What made you choose a relaxed pixie cut?
Becoming comfortable with my body also brought the life-changing awareness that I could do whatever I wanted with my hair. I can and will relax my hair, despite society insinuating that women who do so are trying to assimilate Western culture.

Your writing tackles the topics of self-image and self-awareness. Does the way you look empower you?
For us black women, our hair is our crown. When I first cut my hair, it was a way of detaching myself from this limiting definition of self and beauty. It was important for me to do it so that my hair wouldn’t define my identity. I’m more than my hair and this is the message I try to disseminate through my writing.



What’s your personal hair journey been like?
My mother’s been a hairdresser for 30 years, so hair experiences have been part of my life for as long as I can remember. This also helped shape my own hair decisions.

Did other people’s opinions influence your decision to relax your hair?
I’ve never been one to take other people’s opinions of me into consideration. I chose to relax my hair because I’ve had natural hair before and this is how I want to look right now. I’ve never felt judged because of it – and even if I did, I still wouldn’t be swayed.

Do you feel that having straight hair enhances your beauty?
Of course. Everything I wear – be it makeup, hairstyles or clothes — enhances my beauty, but it doesn’t change who I am or make me less African.



What prompted your decision to relax your hair?
Growing up, I had relaxed hair and then experimented with natural hair for a while. I didn’t feel comfortable with that, so I relaxed it again.

There’s a misconception that women who relax their hair do so because of Western influence. What’s your take?
How I choose to wear my hair is based on how it makes me feel. It doesn’t and shouldn’t take away from my ubuntu, or the fact that I’m proud of being black.



Do you feel that your straight hair best suits the corporate environment you work in?
I’m a creative in a corporate space. My hair choices, in general, aren’t typical corporate styles, but my preferences shouldn’t matter, regardless of my work environment.

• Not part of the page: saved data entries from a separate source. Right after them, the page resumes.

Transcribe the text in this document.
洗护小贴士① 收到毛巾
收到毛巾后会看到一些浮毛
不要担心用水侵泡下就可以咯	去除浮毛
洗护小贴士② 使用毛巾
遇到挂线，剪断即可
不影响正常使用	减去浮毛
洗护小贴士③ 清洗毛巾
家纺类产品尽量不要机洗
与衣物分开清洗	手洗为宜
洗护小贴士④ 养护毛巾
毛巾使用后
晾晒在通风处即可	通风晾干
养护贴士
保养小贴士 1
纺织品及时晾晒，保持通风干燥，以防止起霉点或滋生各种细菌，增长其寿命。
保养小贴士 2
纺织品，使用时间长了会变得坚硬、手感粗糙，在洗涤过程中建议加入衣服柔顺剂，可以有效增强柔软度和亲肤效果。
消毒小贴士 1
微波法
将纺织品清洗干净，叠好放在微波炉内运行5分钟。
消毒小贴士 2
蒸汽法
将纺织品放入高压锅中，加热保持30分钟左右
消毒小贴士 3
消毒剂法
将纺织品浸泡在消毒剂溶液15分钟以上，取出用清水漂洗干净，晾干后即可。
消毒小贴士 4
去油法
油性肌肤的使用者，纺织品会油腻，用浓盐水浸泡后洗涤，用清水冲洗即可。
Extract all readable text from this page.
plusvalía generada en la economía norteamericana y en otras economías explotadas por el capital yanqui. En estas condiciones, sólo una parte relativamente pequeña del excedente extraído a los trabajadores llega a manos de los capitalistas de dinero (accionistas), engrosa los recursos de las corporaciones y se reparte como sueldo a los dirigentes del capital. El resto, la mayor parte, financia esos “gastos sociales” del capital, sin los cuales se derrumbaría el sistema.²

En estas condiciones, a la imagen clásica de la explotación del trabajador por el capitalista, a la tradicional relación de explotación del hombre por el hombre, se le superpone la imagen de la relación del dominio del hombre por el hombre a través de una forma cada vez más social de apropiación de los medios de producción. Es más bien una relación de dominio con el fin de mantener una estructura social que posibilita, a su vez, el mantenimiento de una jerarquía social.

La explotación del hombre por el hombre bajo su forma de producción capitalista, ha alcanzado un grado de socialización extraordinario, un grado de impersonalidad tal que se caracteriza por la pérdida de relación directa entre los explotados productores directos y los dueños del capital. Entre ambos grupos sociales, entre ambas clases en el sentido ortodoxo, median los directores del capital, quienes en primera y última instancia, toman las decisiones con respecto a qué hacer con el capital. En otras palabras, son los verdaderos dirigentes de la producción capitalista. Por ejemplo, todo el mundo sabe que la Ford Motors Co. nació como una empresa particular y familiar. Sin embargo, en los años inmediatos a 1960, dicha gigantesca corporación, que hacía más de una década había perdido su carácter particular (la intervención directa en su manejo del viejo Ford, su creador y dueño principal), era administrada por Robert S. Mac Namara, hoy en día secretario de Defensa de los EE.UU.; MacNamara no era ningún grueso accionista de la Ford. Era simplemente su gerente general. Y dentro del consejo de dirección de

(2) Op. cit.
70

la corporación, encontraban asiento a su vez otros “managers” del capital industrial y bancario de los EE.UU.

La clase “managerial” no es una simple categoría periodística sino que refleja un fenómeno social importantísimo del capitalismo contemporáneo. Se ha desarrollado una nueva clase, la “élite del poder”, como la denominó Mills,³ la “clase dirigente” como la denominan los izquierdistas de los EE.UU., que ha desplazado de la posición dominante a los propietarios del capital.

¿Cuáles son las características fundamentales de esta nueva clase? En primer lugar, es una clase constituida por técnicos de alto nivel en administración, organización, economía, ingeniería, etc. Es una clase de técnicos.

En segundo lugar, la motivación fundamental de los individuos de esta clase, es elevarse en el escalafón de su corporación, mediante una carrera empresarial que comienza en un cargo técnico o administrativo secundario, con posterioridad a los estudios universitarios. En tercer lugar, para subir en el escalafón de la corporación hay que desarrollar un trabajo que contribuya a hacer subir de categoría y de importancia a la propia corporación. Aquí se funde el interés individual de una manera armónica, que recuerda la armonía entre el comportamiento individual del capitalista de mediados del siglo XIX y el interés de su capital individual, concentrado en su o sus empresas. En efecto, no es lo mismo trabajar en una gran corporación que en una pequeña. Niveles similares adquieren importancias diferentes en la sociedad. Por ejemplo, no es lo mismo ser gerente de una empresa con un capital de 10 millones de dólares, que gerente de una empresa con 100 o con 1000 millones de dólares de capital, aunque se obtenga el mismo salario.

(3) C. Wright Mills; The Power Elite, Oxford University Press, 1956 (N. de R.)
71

Why did you choose relaxed over natural hair?
Everyone’s born with natural hair, so the idea of “going natural” doesn’t make sense to me – rather say that you’re “returning to your natural state”. Furthermore, the definition of natural hair needs to be diversified. I’ve seen people with blonde afros that have obviously been processed, yet that hair is perceived as more natural than that of women who straighten their hair.

Do you feel you’ve lost your identity through processing your hair?
Not at all. If we had to define Africanness based on our appearances, then most of us would fail dismally. We no longer dress in traditional attire or observe most of our customs. Hair is political — instead of dwelling on who’s more African, we should consider how things like the apartheid regime’s “pencil test” [where a pencil was inserted into a woman’s hair; if it stayed in the hair – secured by the woman’s natural coils – then she was deemed to be black and legally categorised as such, with all the accompanying restrictions] skewed our perceptions of our own hair.



Tell us about your hair history.
I’ve experimented with every “black” hairstyle under the sun, except an S-curl. I was one of the first black South African women to wear a weave. I’ve been blonde and had dreadlocks. When I cut my dreads, people said they felt as though a national treasure had been defiled! My hair philosophy is simple: I never get attached to my hair because I’ve always felt that as a creative, I shouldn’t let people box me in.

What prevented you from dyeing your hair as you began to go grey?
I got my first grey hair at 30 and a few years later, I went blonde. Going grey was never been traumatic for me, nor did I perceive it as ageing. If anything, my hair’s helped me feel beautiful.

How do you feel about your hair now?
I think this style is an extension of my vibrant personality and works for me without ageing me. I’ve never defined my Africanness by what my hair looks like.